Tuesday, January 31, 2023

The Desire for Justice, a Signpost of the Divine

The strong and seemingly innate longing for justice that people have doesn't seem to mesh well with the idea that human persons are just byproducts of a Godless and random universe. Our longing for justice seems to be a reminder, a signpost, of our divine origin. Our desire that things be made right bespeaks something mystical at work in the universe, something more sublime than the meaningless movement of atoms. My sense is that, to paraphrase C.S. Lewis' Aslan, there is deeper magic at work here, magic which goes back to before the dawn of time.

Tragedy, God's Providence and Redemption

 


Those who have suffered much from human malevolence but keep moving forward and don't allow their trauma to cause them to hurt others are some of the most beautiful and advanced souls on Earth. What I've observed in my three decades on this planet is that often people who hurt others have been hurt themselves. They lash out at the world, including their loved ones, as a way of relieving their internal angst. Wondrous and blessed are those souls who overcome the urge to perpetuate evil because evil was done unto them.

It may be the case that God's providence is working through their sufferings, trauma and tears to transform them into Christ-like heros. What humans in their malevolence mean for evil, God can use to bring about a greater good. No greater example of this is found in all of human literature than in the story of the Gospels. According to that most magnificent and awe-inspiring of stories, the crucifixion represented the greatest of all evils - deicide. The ineffable and timeless God, somehow, paradoxically, became man, giving humans a tangible looking glass into the primal source of all reality. But we walked in darkness, and darkness did not and does not like the light. So we tortured and killed our creator. What greater evil could there be, to humiliate, torture and kill the one who loved us before the dawn of time? But, the story goes, from this greatest of all evils sprang forth the greatest of all goods - the redemption of humanity (and arguably of all created intellects). The cross was defeated.
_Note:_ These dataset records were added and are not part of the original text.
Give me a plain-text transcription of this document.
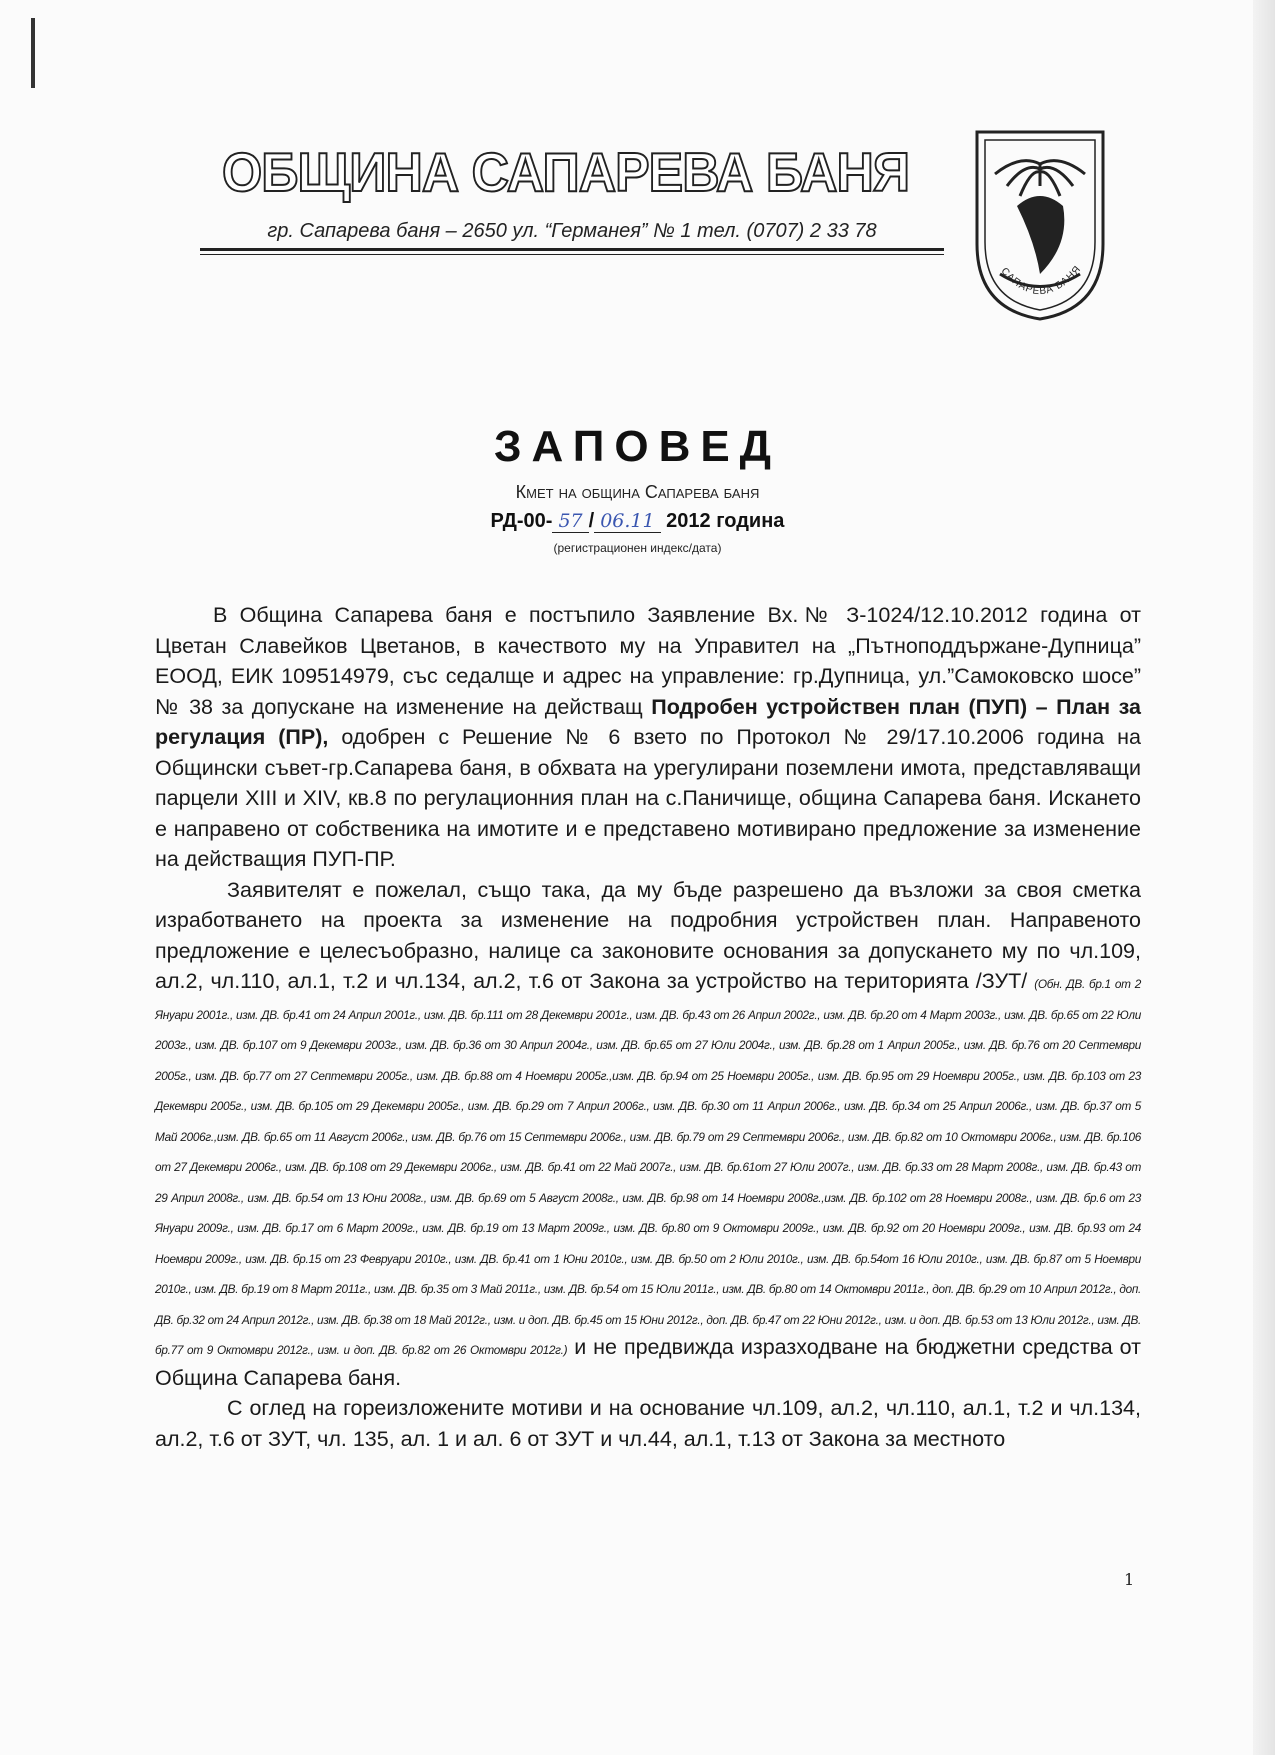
ОБЩИНА САПАРЕВА БАНЯ
гр. Сапарева баня – 2650 ул. “Германея” № 1 тел. (0707) 2 33 78
САПАРЕВА БАНЯ
ЗАПОВЕД
Кмет на община Сапарева баня
РД-00- 57 / 06.11 2012 година
(регистрационен индекс/дата)

В Община Сапарева баня е постъпило Заявление Вх.№ З-1024/12.10.2012 година от Цветан Славейков Цветанов, в качеството му на Управител на „Пътноподдържане-Дупница” ЕООД, ЕИК 109514979, със седалще и адрес на управление: гр.Дупница, ул.”Самоковско шосе” № 38 за допускане на изменение на действащ Подробен устройствен план (ПУП) – План за регулация (ПР), одобрен с Решение № 6 взето по Протокол № 29/17.10.2006 година на Общински съвет-гр.Сапарева баня, в обхвата на урегулирани поземлени имота, представляващи парцели XIII и XIV, кв.8 по регулационния план на с.Паничище, община Сапарева баня. Искането е направено от собственика на имотите и е представено мотивирано предложение за изменение на действащия ПУП-ПР.

Заявителят е пожелал, също така, да му бъде разрешено да възложи за своя сметка изработването на проекта за изменение на подробния устройствен план. Направеното предложение е целесъобразно, налице са законовите основания за допускането му по чл.109, ал.2, чл.110, ал.1, т.2 и чл.134, ал.2, т.6 от Закона за устройство на територията /ЗУТ/ (Обн. ДВ. бр.1 от 2 Януари 2001г., изм. ДВ. бр.41 от 24 Април 2001г., изм. ДВ. бр.111 от 28 Декември 2001г., изм. ДВ. бр.43 от 26 Април 2002г., изм. ДВ. бр.20 от 4 Март 2003г., изм. ДВ. бр.65 от 22 Юли 2003г., изм. ДВ. бр.107 от 9 Декември 2003г., изм. ДВ. бр.36 от 30 Април 2004г., изм. ДВ. бр.65 от 27 Юли 2004г., изм. ДВ. бр.28 от 1 Април 2005г., изм. ДВ. бр.76 от 20 Септември 2005г., изм. ДВ. бр.77 от 27 Септември 2005г., изм. ДВ. бр.88 от 4 Ноември 2005г.,изм. ДВ. бр.94 от 25 Ноември 2005г., изм. ДВ. бр.95 от 29 Ноември 2005г., изм. ДВ. бр.103 от 23 Декември 2005г., изм. ДВ. бр.105 от 29 Декември 2005г., изм. ДВ. бр.29 от 7 Април 2006г., изм. ДВ. бр.30 от 11 Април 2006г., изм. ДВ. бр.34 от 25 Април 2006г., изм. ДВ. бр.37 от 5 Май 2006г.,изм. ДВ. бр.65 от 11 Август 2006г., изм. ДВ. бр.76 от 15 Септември 2006г., изм. ДВ. бр.79 от 29 Септември 2006г., изм. ДВ. бр.82 от 10 Октомври 2006г., изм. ДВ. бр.106 от 27 Декември 2006г., изм. ДВ. бр.108 от 29 Декември 2006г., изм. ДВ. бр.41 от 22 Май 2007г., изм. ДВ. бр.61от 27 Юли 2007г., изм. ДВ. бр.33 от 28 Март 2008г., изм. ДВ. бр.43 от 29 Април 2008г., изм. ДВ. бр.54 от 13 Юни 2008г., изм. ДВ. бр.69 от 5 Август 2008г., изм. ДВ. бр.98 от 14 Ноември 2008г.,изм. ДВ. бр.102 от 28 Ноември 2008г., изм. ДВ. бр.6 от 23 Януари 2009г., изм. ДВ. бр.17 от 6 Март 2009г., изм. ДВ. бр.19 от 13 Март 2009г., изм. ДВ. бр.80 от 9 Октомври 2009г., изм. ДВ. бр.92 от 20 Ноември 2009г., изм. ДВ. бр.93 от 24 Ноември 2009г., изм. ДВ. бр.15 от 23 Февруари 2010г., изм. ДВ. бр.41 от 1 Юни 2010г., изм. ДВ. бр.50 от 2 Юли 2010г., изм. ДВ. бр.54от 16 Юли 2010г., изм. ДВ. бр.87 от 5 Ноември 2010г., изм. ДВ. бр.19 от 8 Март 2011г., изм. ДВ. бр.35 от 3 Май 2011г., изм. ДВ. бр.54 от 15 Юли 2011г., изм. ДВ. бр.80 от 14 Октомври 2011г., доп. ДВ. бр.29 от 10 Април 2012г., доп. ДВ. бр.32 от 24 Април 2012г., изм. ДВ. бр.38 от 18 Май 2012г., изм. и доп. ДВ. бр.45 от 15 Юни 2012г., доп. ДВ. бр.47 от 22 Юни 2012г., изм. и доп. ДВ. бр.53 от 13 Юли 2012г., изм. ДВ. бр.77 от 9 Октомври 2012г., изм. и доп. ДВ. бр.82 от 26 Октомври 2012г.) и не предвижда изразходване на бюджетни средства от Община Сапарева баня.

С оглед на гореизложените мотиви и на основание чл.109, ал.2, чл.110, ал.1, т.2 и чл.134, ал.2, т.6 от ЗУТ, чл. 135, ал. 1 и ал. 6 от ЗУТ и чл.44, ал.1, т.13 от Закона за местното

1
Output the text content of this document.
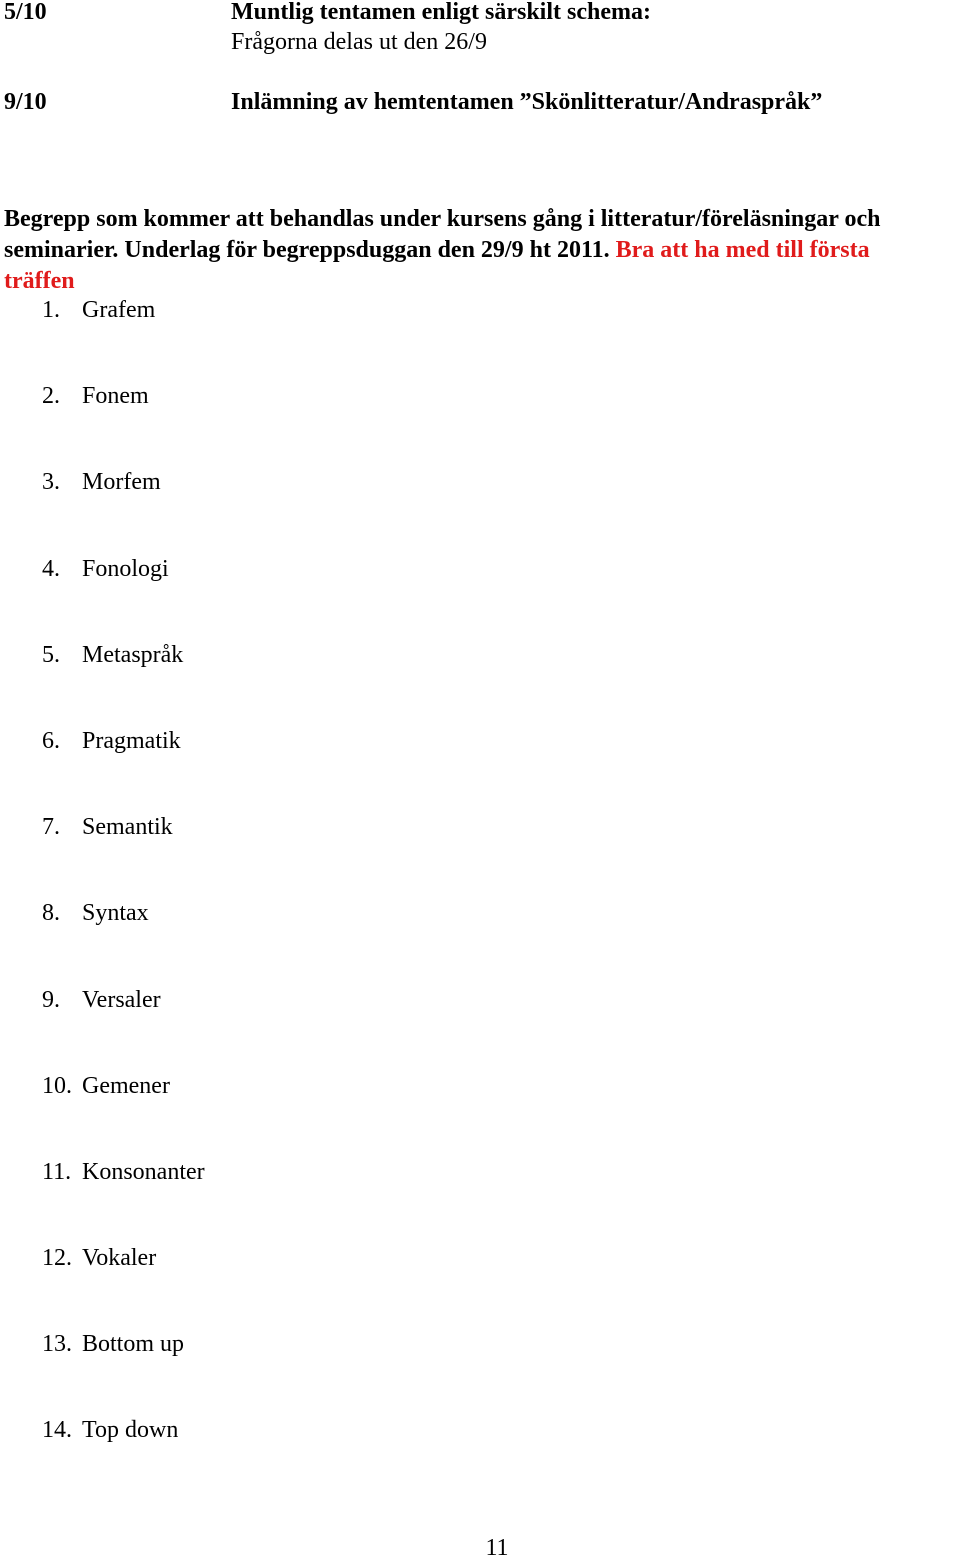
5/10	Muntlig tentamen enligt särskilt schema:
Frågorna delas ut den 26/9
9/10	Inlämning av hemtentamen ”Skönlitteratur/Andraspråk”
Begrepp som kommer att behandlas under kursens gång i litteratur/föreläsningar och
seminarier. Underlag för begreppsduggan den 29/9 ht 2011. Bra att ha med till första
träffen
1. Grafem
2. Fonem
3. Morfem
4. Fonologi
5. Metaspråk
6. Pragmatik
7. Semantik
8. Syntax
9. Versaler
10. Gemener
11. Konsonanter
12. Vokaler
13. Bottom up
14. Top down
11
Evil had its hour, but it was ultimately no match for eternal love. The tomb on the third day lay empty..the corpse was no longer a corpse. The Christ had risen, initiating the process of redemption and calling all to follow his way, the way of unconditional love. From absolute horror arose absolute hope, from absolute tragedy arose absolute triumph.

Such is the theologian's beautiful and plausible vision for how suffering can be redemptive. For my part, I hope this vision is correct. There seems to be much truth in it. But, on the other hand, sometimes ghastly suffering leads to bitterness and despair; sometimes it gives birth to devils, not angels. And not just any devils, but devils one cannot help but pity for their fortuitous past. One of my favorite movies is "The Joker", the 2019 movie with Joaquin Phoenix playing one of the central villains of the DC comic universe. It is a fabulous commentary of how a genuinely good person touched by human malevolence can become a devlish persona, as well as a narrative argument for how evil represents a corruption of original goodness, and how goodness is prior to evil. I also see in the film, or at least hope I see in it, the idea that no matter how devilish one becomes one's primordial divine light can never be fully dimmed, and that one day even the devil himself will be redeemed by the unstoppable love of God.